Standing in a vast, mosquito-infested swamp in the pounding heat of southern Spain, Paul Bauman did not feel as though he was on the verge of uncovering a legendary world.
"I'm not a myth chaser, I'm not into pyramids or alien landings," said the Calgary based geophysicist. "It crossed my mind more than once, 'What are we doing here on this wild goose chase?'"
But Mr. Bauman, who works at Alberta engineering company WorleyParsons, where he spends most of his time tracking contaminants or searching for water supplies, was part of an international team that now claims to have located the lost world of Atlantis.
On Sunday, the National Geographic Channel aired a documentary called Finding Atlantis, which will be shown in Canada on March 27 on the Discovery Channel.
It chronicles the work of a team led by University of Hartford archaeologist Richard Freund, who believes he has found the mythical advanced society of antiquity in the muddy sediment of a Spanish marsh.
The lost city of Atlantis, according to the writing of Plato, was located on an island just past the Pillars of Hercules, known today as the Strait of Gibraltar, and was wiped out when an earthquake triggered a powerful wall of water that submerged it forever.
"It just so happens that just past the Straits of Gibraltar, there is a 250-square-kilometre marsh that was inundated by a tsunami in antiquity," said Dr. Freund on Monday. "In light of what we've seen in Japan, you really can understand how the power of a tsunami could wipe a place off the face of the Earth."
In September, 2009, Dr. Freund and his team arrived in the Marisma de Hinojos marsh in southern Spain, part of the Coto Doñana National Park, to investigate aerial photographs that showed a geographic anomaly beneath the marsh.

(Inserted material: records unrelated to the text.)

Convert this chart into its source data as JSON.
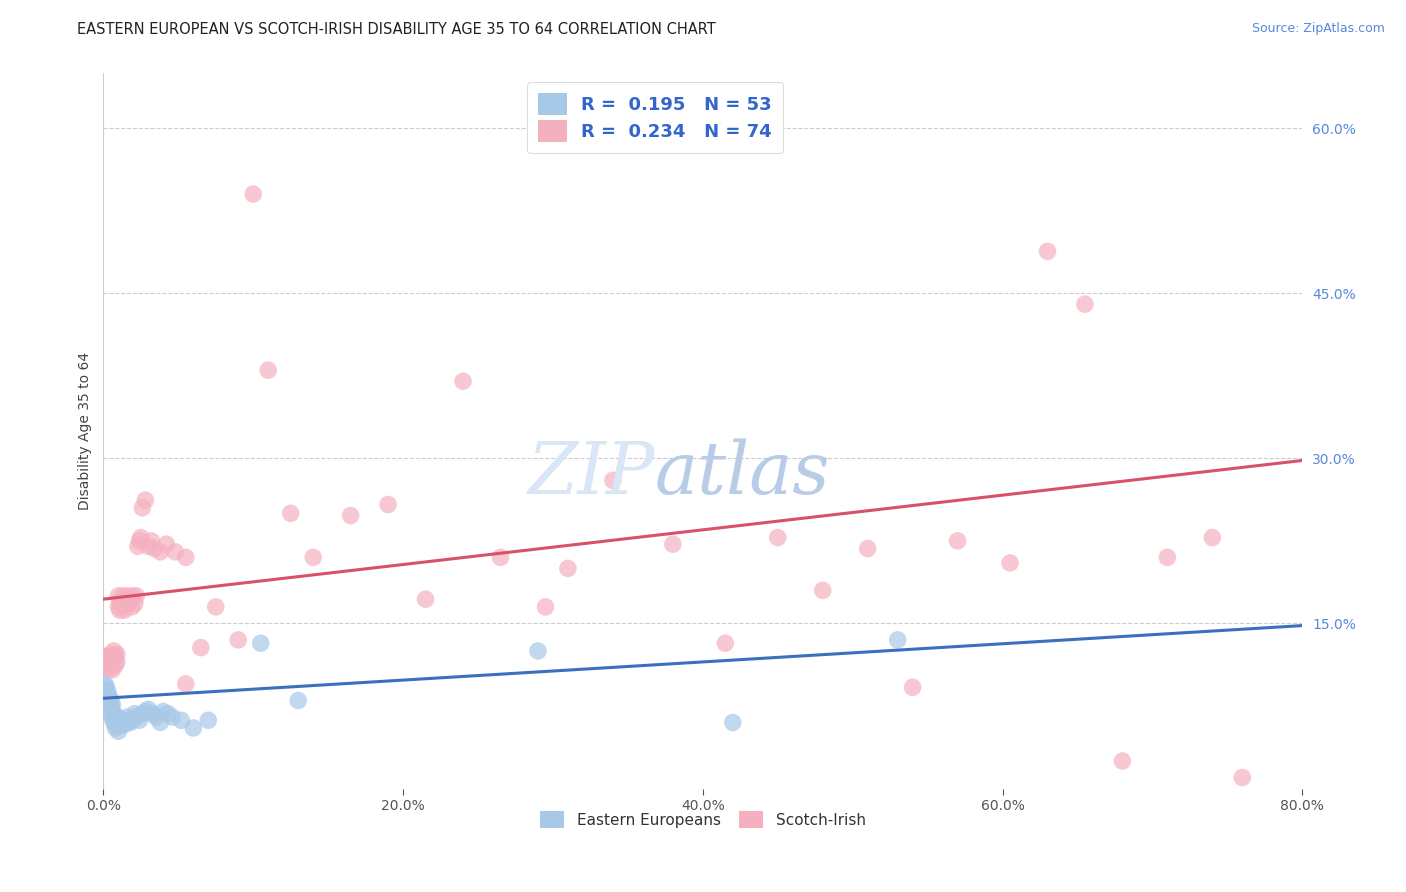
{
  "title": "EASTERN EUROPEAN VS SCOTCH-IRISH DISABILITY AGE 35 TO 64 CORRELATION CHART",
  "source": "Source: ZipAtlas.com",
  "ylabel": "Disability Age 35 to 64",
  "xlim": [
    0.0,
    0.8
  ],
  "ylim": [
    0.0,
    0.65
  ],
  "yticks": [
    0.15,
    0.3,
    0.45,
    0.6
  ],
  "ytick_labels": [
    "15.0%",
    "30.0%",
    "45.0%",
    "60.0%"
  ],
  "xticks": [
    0.0,
    0.2,
    0.4,
    0.6,
    0.8
  ],
  "xtick_labels": [
    "0.0%",
    "20.0%",
    "40.0%",
    "60.0%",
    "80.0%"
  ],
  "title_fontsize": 10.5,
  "source_fontsize": 9,
  "axis_label_fontsize": 10,
  "tick_fontsize": 10,
  "background_color": "#ffffff",
  "grid_color": "#cccccc",
  "blue_scatter_color": "#a8c8e8",
  "pink_scatter_color": "#f5b0c0",
  "blue_line_color": "#3d6fbf",
  "pink_line_color": "#d9506a",
  "r_blue": "0.195",
  "n_blue": "53",
  "r_pink": "0.234",
  "n_pink": "74",
  "legend_label_blue": "Eastern Europeans",
  "legend_label_pink": "Scotch-Irish",
  "blue_x": [
    0.001,
    0.001,
    0.002,
    0.002,
    0.002,
    0.003,
    0.003,
    0.003,
    0.004,
    0.004,
    0.004,
    0.005,
    0.005,
    0.005,
    0.006,
    0.006,
    0.006,
    0.007,
    0.007,
    0.008,
    0.008,
    0.009,
    0.009,
    0.01,
    0.01,
    0.011,
    0.012,
    0.013,
    0.014,
    0.015,
    0.016,
    0.018,
    0.019,
    0.021,
    0.022,
    0.024,
    0.026,
    0.028,
    0.03,
    0.033,
    0.035,
    0.038,
    0.04,
    0.043,
    0.046,
    0.052,
    0.06,
    0.07,
    0.105,
    0.13,
    0.29,
    0.42,
    0.53
  ],
  "blue_y": [
    0.09,
    0.095,
    0.08,
    0.085,
    0.092,
    0.075,
    0.082,
    0.088,
    0.072,
    0.078,
    0.083,
    0.068,
    0.075,
    0.08,
    0.063,
    0.07,
    0.076,
    0.06,
    0.068,
    0.055,
    0.063,
    0.058,
    0.065,
    0.052,
    0.06,
    0.057,
    0.06,
    0.062,
    0.058,
    0.06,
    0.065,
    0.06,
    0.062,
    0.068,
    0.065,
    0.062,
    0.068,
    0.07,
    0.072,
    0.068,
    0.065,
    0.06,
    0.07,
    0.068,
    0.065,
    0.062,
    0.055,
    0.062,
    0.132,
    0.08,
    0.125,
    0.06,
    0.135
  ],
  "pink_x": [
    0.001,
    0.002,
    0.002,
    0.003,
    0.003,
    0.004,
    0.004,
    0.005,
    0.005,
    0.006,
    0.006,
    0.007,
    0.007,
    0.008,
    0.008,
    0.009,
    0.009,
    0.01,
    0.01,
    0.011,
    0.011,
    0.012,
    0.013,
    0.014,
    0.015,
    0.016,
    0.017,
    0.018,
    0.019,
    0.02,
    0.021,
    0.022,
    0.023,
    0.024,
    0.025,
    0.026,
    0.028,
    0.03,
    0.032,
    0.034,
    0.038,
    0.042,
    0.048,
    0.055,
    0.065,
    0.075,
    0.09,
    0.1,
    0.11,
    0.125,
    0.14,
    0.165,
    0.19,
    0.215,
    0.24,
    0.265,
    0.295,
    0.34,
    0.38,
    0.415,
    0.45,
    0.48,
    0.51,
    0.54,
    0.57,
    0.605,
    0.63,
    0.655,
    0.68,
    0.71,
    0.74,
    0.76,
    0.31,
    0.055
  ],
  "pink_y": [
    0.11,
    0.115,
    0.12,
    0.108,
    0.118,
    0.112,
    0.12,
    0.115,
    0.122,
    0.108,
    0.115,
    0.118,
    0.125,
    0.112,
    0.12,
    0.115,
    0.122,
    0.165,
    0.175,
    0.162,
    0.17,
    0.168,
    0.175,
    0.162,
    0.17,
    0.175,
    0.168,
    0.172,
    0.165,
    0.175,
    0.168,
    0.175,
    0.22,
    0.225,
    0.228,
    0.255,
    0.262,
    0.22,
    0.225,
    0.218,
    0.215,
    0.222,
    0.215,
    0.21,
    0.128,
    0.165,
    0.135,
    0.54,
    0.38,
    0.25,
    0.21,
    0.248,
    0.258,
    0.172,
    0.37,
    0.21,
    0.165,
    0.28,
    0.222,
    0.132,
    0.228,
    0.18,
    0.218,
    0.092,
    0.225,
    0.205,
    0.488,
    0.44,
    0.025,
    0.21,
    0.228,
    0.01,
    0.2,
    0.095
  ]
}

The mud flats are dry for just two months a year and closed to the public, but the satellite imagery had revealed a circular area in the center of the marsh, and German archeologist Werner Wickboldt has hypothesized that other visible structures resemble those Plato describes in his writings on Atlantis.

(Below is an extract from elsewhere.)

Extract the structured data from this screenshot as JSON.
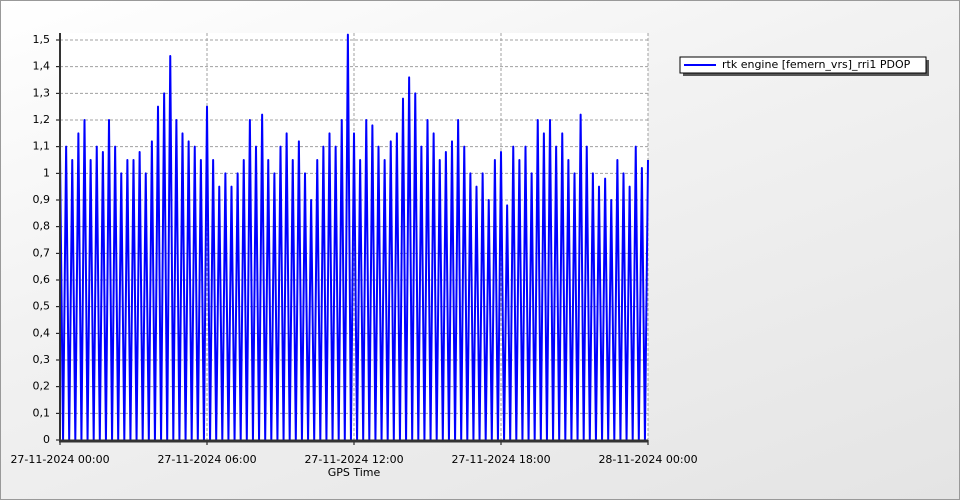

Instead of digging, Mr. Bauman and his team of geophysicists employed electrical resistivity tomography, a kind of MRI for the earth, to peer beneath the ground.
Mr. Bauman specializes in near-surface imaging, which has recently been employed in "non-invasive archeology" around the world.
The images he produced revealed a series of three concentric belts of structures built on an artificial island, mirroring Plato's descriptions
Core samples taken 13.5 metres beneath the marsh surface recovered wood fragments that were carbon dated as approximately 4,000 years old. The team also found debris off the coast, supporting the theory that a tsunami had flooded the region before it pulled some material back out to sea.
The Atlantis theory is also supported by a series of "memorial villages" that have been found about 240 kilometres inland from the site, which Dr. Freund believes were built by the city's survivors.
"When people ask me what happened to Atlantis, it's not only what happened to the buildings. It's also what happened to the people," he said. "My theory is that these refugees left, and built these memorial villages with a ring of water around each one."
Dr. Freund is unsure whether the Spanish government plans to fully excavate the site, and said the matter is complicated by its designation as an ecological park.
But he believes there is a desire for definitive answers, and that the idea of an advanced society buried by the sea has special resonance, especially today.
"You never get tired of talking about Atlantis," he said. "I really feel it's connected to one of the more primal motivations people have, of returning to some perfect place like Shangri La or Eden. It's like if we could go back and figure out where the mistakes were made."
For his part, Mr. Bauman said he has become mostly convinced that he was part of the team that found Atlantis.
"I don't know what would be definitive, probably finding a statue of Poseidon," he said. "But it very well could be Atlantis. It's the most likely of all the candidate sites."